I am interested in how the brain works, and gives rise to our experience in the world. This is of course an incredibly complex question, but one that I hope to make a contribution to by studying basic processes such as how the human brain processes and integrates sensory inputs to impact perception and behavior, mechanisms of attention, how speech processing is achieved, and higher-order cognition related to executive function.

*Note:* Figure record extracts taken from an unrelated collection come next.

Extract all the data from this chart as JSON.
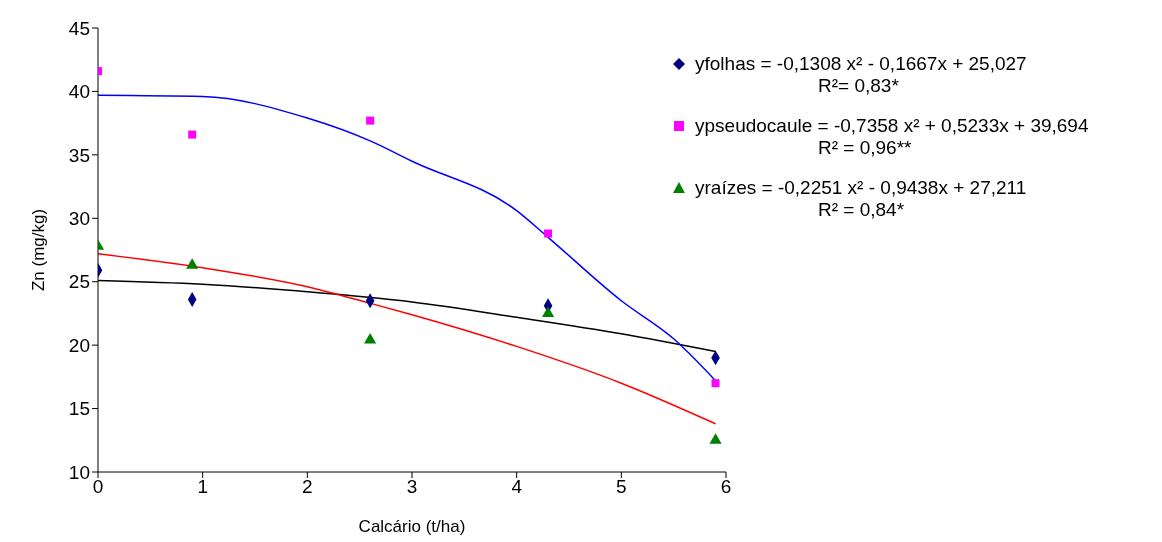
{
  "chart_data": {
    "type": "scatter",
    "xlabel": "Calcário (t/ha)",
    "ylabel": "Zn (mg/kg)",
    "x": [
      0,
      0.9,
      2.6,
      4.3,
      5.9
    ],
    "series": [
      {
        "name": "yfolhas = -0,1308 x² - 0,1667x + 25,027",
        "color": "#000080",
        "marker": "diamond",
        "values": [
          25.9,
          23.6,
          23.5,
          23.1,
          19.0
        ]
      },
      {
        "name": "ypseudocaule = -0,7358 x² + 0,5233x + 39,694",
        "color": "#ff00ff",
        "marker": "square",
        "values": [
          41.6,
          36.6,
          37.7,
          28.8,
          17.0
        ]
      },
      {
        "name": "yraízes =  -0,2251 x² - 0,9438x + 27,211",
        "color": "#008000",
        "marker": "triangle",
        "values": [
          27.8,
          26.3,
          20.4,
          22.5,
          12.5
        ]
      },
      {
        "type": "line",
        "color": "#000000",
        "x": [
          0,
          1,
          2,
          3,
          4,
          5,
          5.9
        ],
        "values": [
          25.1,
          24.8,
          24.2,
          23.4,
          22.2,
          20.9,
          19.5
        ]
      },
      {
        "type": "line",
        "color": "#0000ff",
        "x": [
          0,
          1,
          2,
          2.6,
          3,
          4,
          4.3,
          5,
          5.5,
          5.9
        ],
        "values": [
          39.7,
          39.6,
          37.9,
          36.1,
          34.5,
          30.6,
          28.5,
          23.5,
          20.5,
          17.2
        ]
      },
      {
        "type": "line",
        "color": "#ff0000",
        "x": [
          0,
          1,
          2,
          2.6,
          3,
          4,
          5,
          5.9
        ],
        "values": [
          27.2,
          26.1,
          24.6,
          23.3,
          22.4,
          19.9,
          17.0,
          13.8
        ]
      }
    ],
    "annotations": [
      "R²= 0,83*",
      "R² = 0,96**",
      "R² = 0,84*"
    ],
    "xlim": [
      0,
      6
    ],
    "xticks": [
      0,
      1,
      2,
      3,
      4,
      5,
      6
    ],
    "ylim": [
      10,
      45
    ],
    "yticks": [
      10,
      15,
      20,
      25,
      30,
      35,
      40,
      45
    ],
    "grid": false,
    "legend": "right"
  }
}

My work involves characterizing these processes in healthy adults, charting their developmental course over childhood, and translating these findings to understand the neurobiology of developmental and neuropsychiatric disorders, with an emphasis on autism, schizophrenia, and rare disorders such as 22q11.2 deletion syndrome and Rett syndrome. Non-invasive high-density recordings of the electrical activity of the brain, intracranial recordings in patients, psychophysics, magnetic resonance imaging, sometimes in combination with neuropsychological assessments of cognition and clinical diagnoses, are my primary tools of investigation. Thus for example, using electrophysiological and behavioral measures we have shown that the brain integrates multisensory inputs at very early as well as at later stages of information processing, and that how and where this is achieved is dependent on the stimulus type and the task being performed. What's more, we have shown that multisensory integration, which relies on intact connectivity across anatomically segregated brain areas, has an extended developmental trajectory, and that it is impaired in autism.
I am the Associate Director of the Rose F. Kennedy Intellectual and Developmental Research Center at Einstein. I also direct the Human Clinical Phenotyping Core of the RFK IDDRC. The core includes a staff of clinical neuropsychologists, a database manager, and study coordinators, and serves to recruit and characterize participants for Einstein studies. The core maintains a large database of potential research participants. This is composed largely of children, including those with a diagnosis of dyslexia, autism, and RETT syndrome, as well as healthy controls. See the core webpage for more information: http://www.einstein.yu.edu/centers/iddrc/iddrc.aspx?id=30133&ekmensel=15074e5e_4332_4335_btnlinkHumanee.
I am fortunate to have received funding for my research from NIMH, NSF, Autism Speaks, the Wallace Research Foundation, and private donors.